Scène XI
Oui… c’est le seul parti qui me reste… et j’y suis résolu… Germeuil, personne ne nous entend ?
Qu’avez-vous à me dire ?
J’aime Sophie, j’en suis aimé ; vous aimez Cécile, et Cécile vous aime.
Moi ! votre sœur !
Vous, ma sœur ! Mais la même persécution qu’on me fait, vous attend ; et si vous avez du courage, nous irons, Sophie, Cécile, vous et moi, chercher le bonheur loin de ceux qui nous entourent et nous tyrannisent.

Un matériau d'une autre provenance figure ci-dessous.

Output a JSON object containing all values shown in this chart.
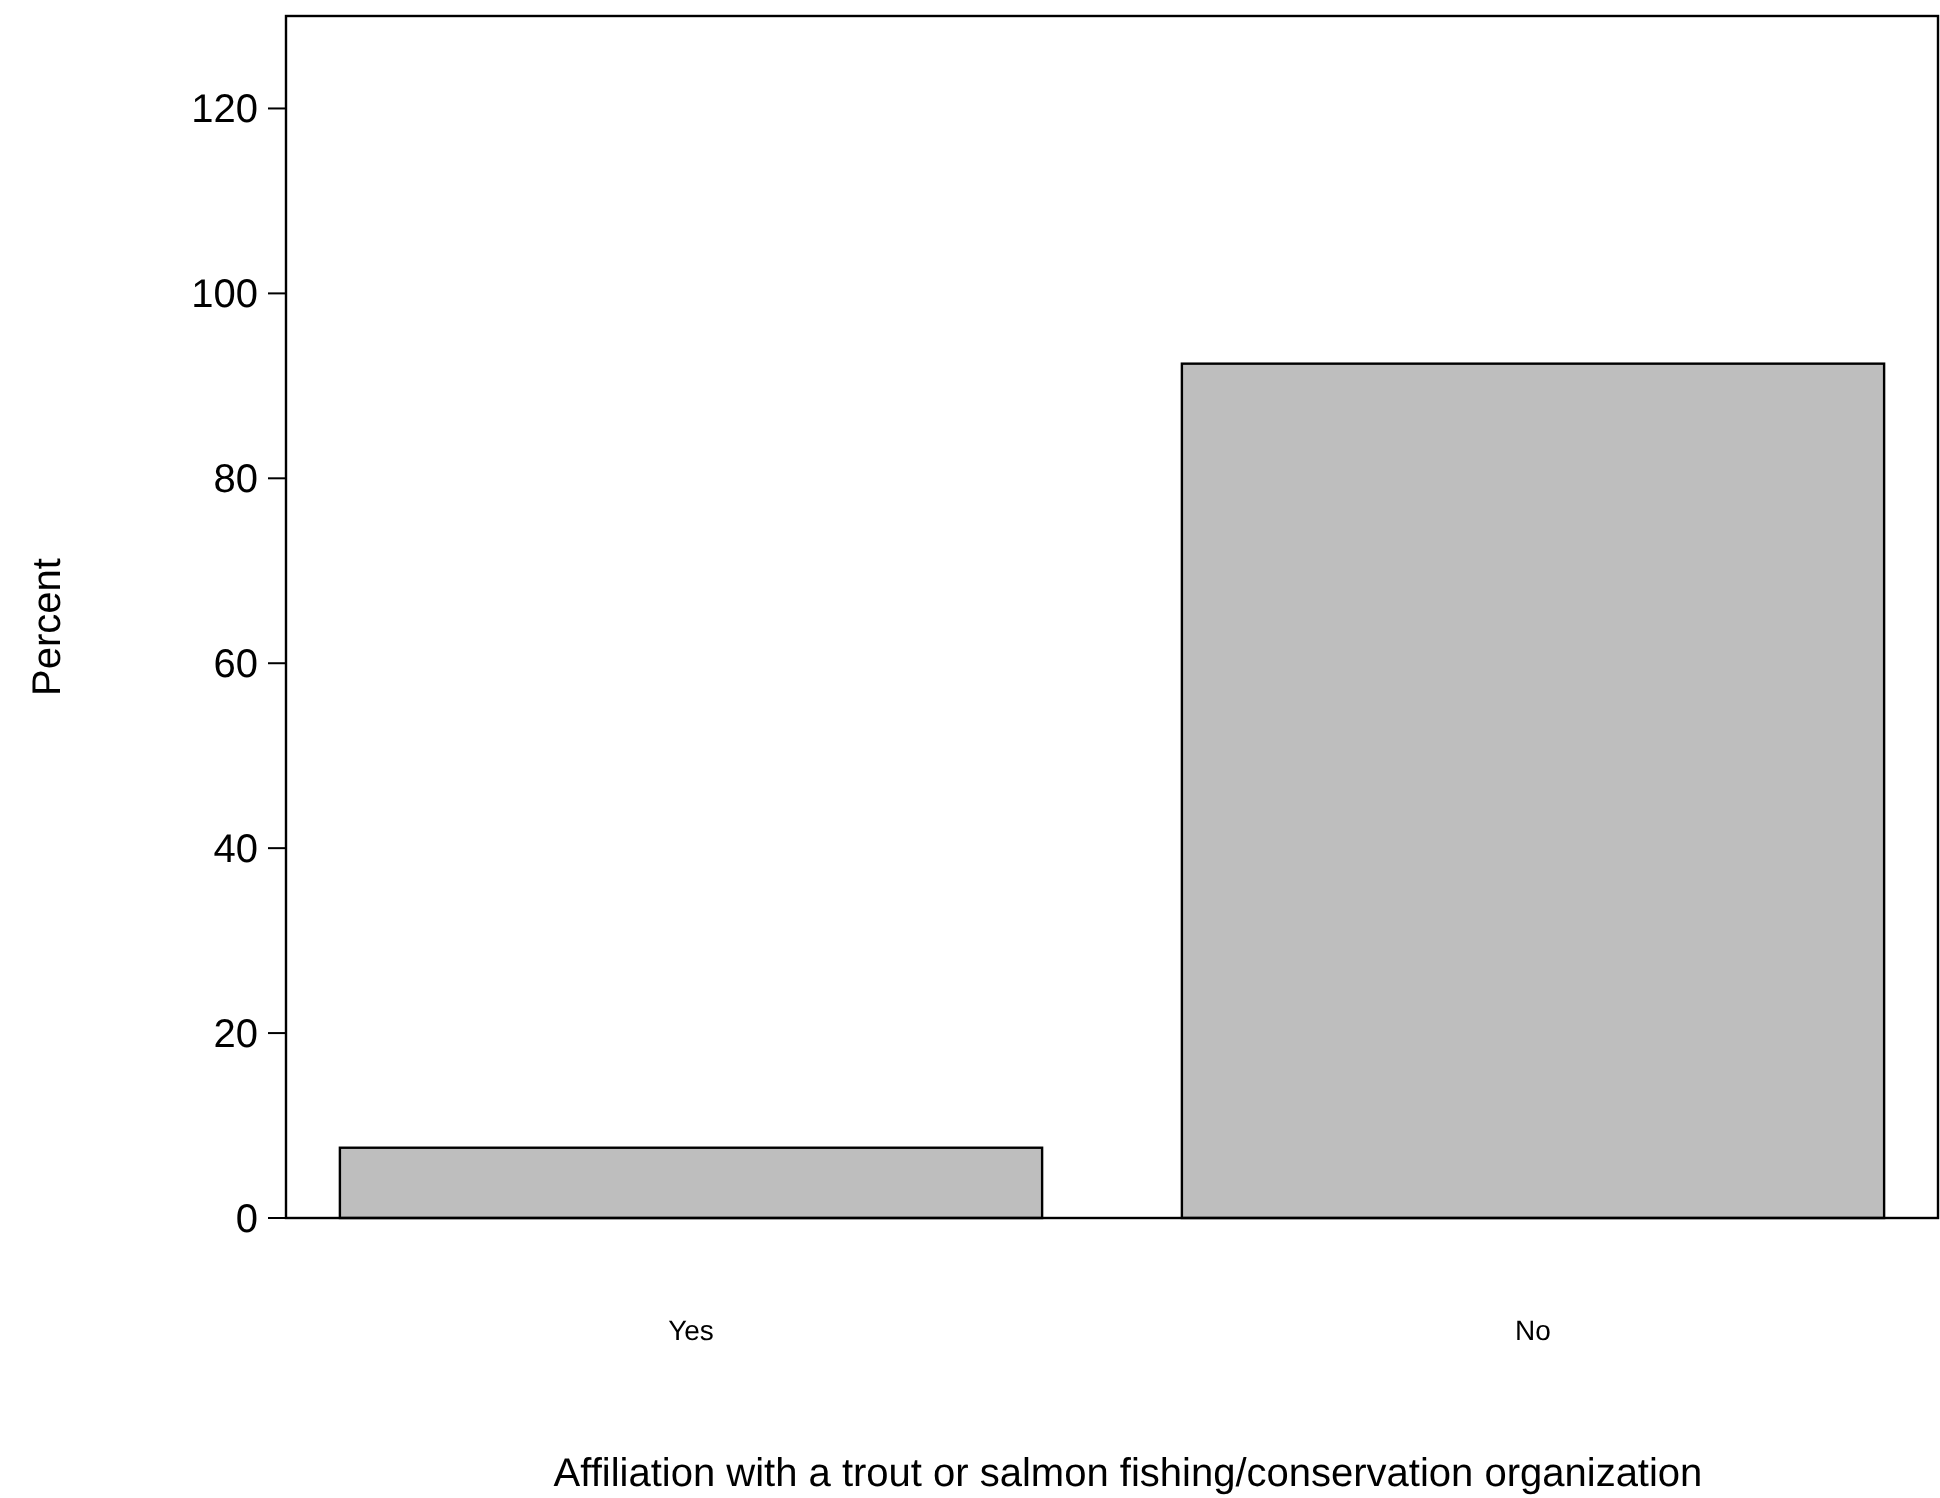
{
  "chart_data": {
    "type": "bar",
    "xlabel": "Affiliation with a trout or salmon fishing/conservation organization",
    "ylabel": "Percent",
    "categories": [
      "Yes",
      "No"
    ],
    "values": [
      7.6,
      92.4
    ],
    "color": "#bebebe",
    "ylim": [
      0,
      130
    ],
    "yticks": [
      0,
      20,
      40,
      60,
      80,
      100,
      120
    ],
    "grid": false
  }
}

Qu’ai-je entendu ?… Il ne me manquait plus que cette confidence… Qu’osez-vous entreprendre ; et que me conseillez-vous ? C’est ainsi que je reconnaîtrais les bienfaits dont votre père m’a comblé depuis que je respire ? Pour prix de sa tendresse, je remplirais son âme de douleur ; et je l’enverrais au tombeau, en maudissant le jour qu’il me reçut chez lui !
Vous avez des scrupules ; n’en parlons plus.
L’action que vous me proposez, et celle que vous avez résolue, sont deux crimes… (Avec vivacité.) Saint-Albin, abandonnez votre projet… Vous avez encouru la disgrâce de votre père, et vous allez la mériter ; attirer sur vous le blâme public ; vous exposer à la poursuite des lois ; désespérer celle que vous aimez… Quelles peines vous vous préparez !… Quel trouble vous me causez !…
Si je ne peux compter sur votre secours, épargnez-moi vos conseils.
Vous vous perdez.
Le sort en est jeté.
Vous me perdez moi-même : vous me perdez… Que dirai-je à votre père lorsqu’il m’apportera sa douleur ?… à votre oncle ?… Oncle cruel ! Neveu plus cruel encore !… Avez-vous dû me confier vos desseins ?… Vous ne savez pas… Que suis-je venu chercher ici ?… Pourquoi vous ai-je vu ?…
Adieu, Germeuil, embrassez-moi, je compte sur votre discrétion.
Où courez-vous ?
M’assurer le seul bien dont je fasse cas, et m’éloigner d’ici pour jamais.